Они стали жить, как муж с женой. Все дни, пока Новохатов был на больничном, Шурочка с утра уезжала по своим делам, на работу, а Гриша отправлялся бродить по Москве. Он делал так: садился в первый попавшийся автобус и ехал куда глаза глядят. Если что-нибудь привлекало его внимание — необычный дом, вывеска магазина, улица, он сходил. Часа по два, по три бродил по улицам, заглядывал в разные торговые точки, пил кофе в грязноватых забегаловках, баловался пивком и сосисками в пивбарах, нырял в подвернувшийся кинотеатр, но редко досматривал фильм до конца. Заговаривал с незнакомыми людьми — продавщицами, прохожими, смазливыми одинокими девушками, стариками, подсаживался где-нибудь в скверике к доминошникам и с азартом забивал «козла». Никогда прежде он не жил так беззаботно и раскованно. И сожалел лишь о том, что не подозревал раньше о прелести подобного времяпровождения. Ни с кем и ни с чем не связанный, он впервые испытывал головокружительное чувство свободы, словно детство к нему вернулось и осветило все вокруг невинной улыбкой. Когда уставал и начинали легко, приятно гудеть ноги, возвращался домой, разогревал приготовленную Шурочкой еду, обедал в одиночестве и валился на кровать с книжкой в руке. Но читать долго не мог, засыпал. Спал самозабвенно, с протяжными, ласковыми сновидениями, которые научился контролировать и вызывать по собственному желанию. Лишь только ему начинало сниться что-то глухое, недужное, он тут же просыпался, переворачивался на другой бок и усилием воображения вызывал иные, волнующие, радостные картины. Будила его обыкновенно Шурочка, на телефонные звонки он не отвечал. Она врывалась в квартиру веселая, взбудораженная, отпирала дверь своим ключом (ключом Киры), подбегала к нему, истомно потягивающемуся со сна, тормошила, рассказывала о каких-то дневных пустяках и, бывало и так, не успев ничего досказать, торопливо, рвя кнопки, стягивала с себя платье и падала к нему в объятья.

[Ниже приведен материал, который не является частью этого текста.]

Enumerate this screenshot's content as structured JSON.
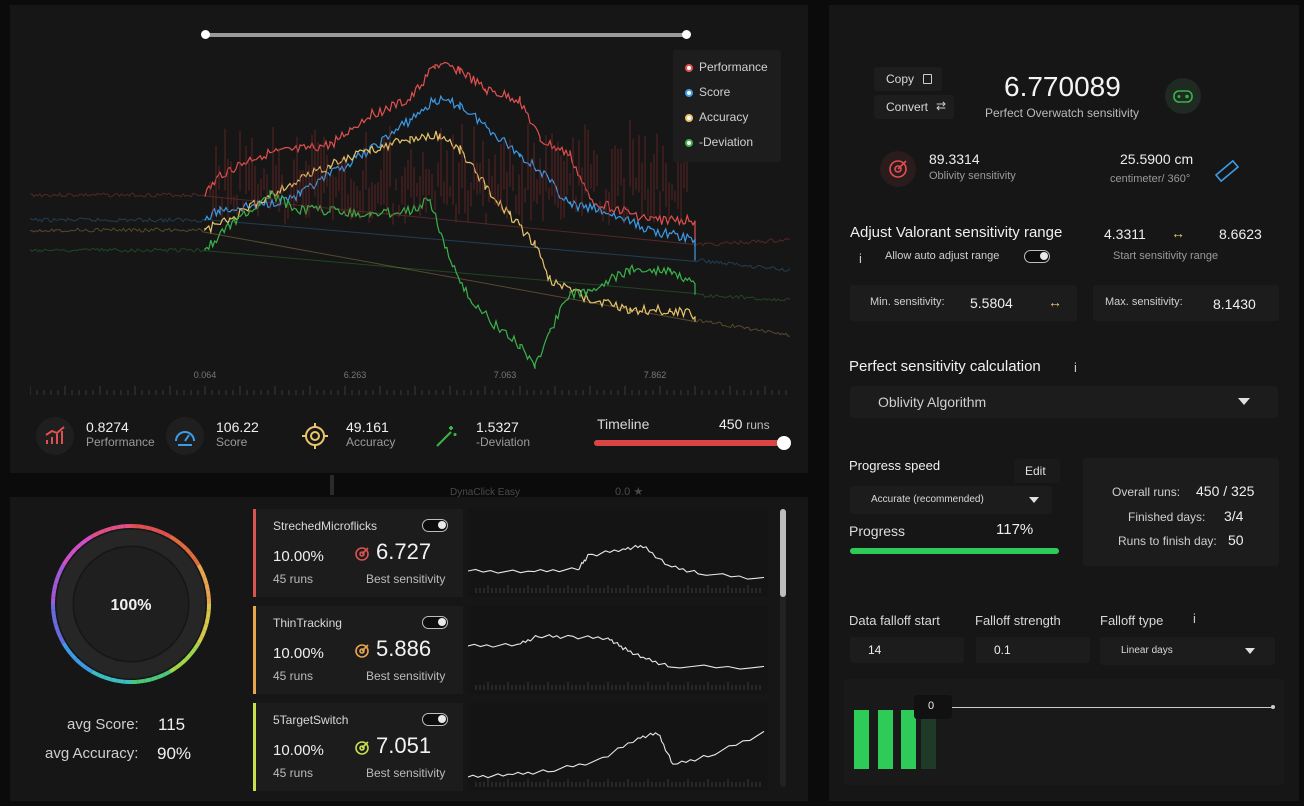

С отчаянием он думал, что скоро придется выходить на работу. Его вполне устраивало обретенное животное существование.
— Чаек! — говорил он с восторгом, принимая чашку из Шурочкиных заботливых рук. — Аромат-то какой! Цейлон!
Он с аппетитом, с урчанием поедал все, что она подавала на стол. Потом уходил к телевизору и радовался оттуда, звал Шурочку:
— Смотри, смотри, какой этот толстяк голосистый! Как здорово поет, черт возьми!
Шурочка придвигала стульчик к его креслу и садилась так, чтобы ему удобнее было ее обнять. Досмотрев передачи до конца, он брел в ванную, в туалет, оттуда прямиком в постель. С нетерпением ждал, пока Шурочка приготовится ко сну, и жадно набрасывался на нее, свежую, безотказную, охочую до ласк. Разговаривали они мало, и больше о ерунде. Часто вспоминали студенческие годы, разные смешные случаи. Шурочка, оказывается, владела даром имитации, талантливо изображала и передразнивала преподавателей. Новохатов корчился от смеха, Шурочка лучше помнила и людей и события, но иногда Новохатов в чем-то с ней не соглашался, поправлял ее и злился, если она не уступала, настаивала на своей версии.
— Прекрати! — орал он на Шурочку. — Что ты тут изображаешь из себя компьютер. Я же отлично помню, что Кузя и на первом курсе приворовывал. Он у меня из портфеля стянул библиотечную книгу.
— Как тебе не стыдно! Кузя был честнейшим человеком. У него почки болели. Он брал академический отпуск.
— Может быть, и я брал отпуск?
— Ты не брал. Ты хорошо учился.
Новохатов смотрел с ненавистью на эту женщину, неизвестно почему поселившуюся в его квартире.
— Вот что, генеральская дочка! Если ты будешь со мной спорить и делать из меня придурка, я тебе как врежу по черепушке вот этим кулаком. Поняла? А то взяли моду — издеваться над страдающим человеком.
Шурочке нравилось, что он грозит врезать ей по черепушке, но однажды она сказала:
— Знаешь, милый, а ведь тебя в самом деле надо бы остерегаться.
— А что такое?
— У тебя бывает совершенно стеклянный взгляд, как у наркомана.
— Не бойся, тебе ничего не грозит.
— Я за тебя боюсь, Гришенька. Может, тебе пора выйти на работу?
— Без тебя решу, что мне делать. Очень-то много о себе не думай. Кто ты, собственно, такая, чтобы мне советовать?
— Я не знаю, Гриша, — грустно заметила Шурочка. — Наверное, твоя любовница. Это плохо, да?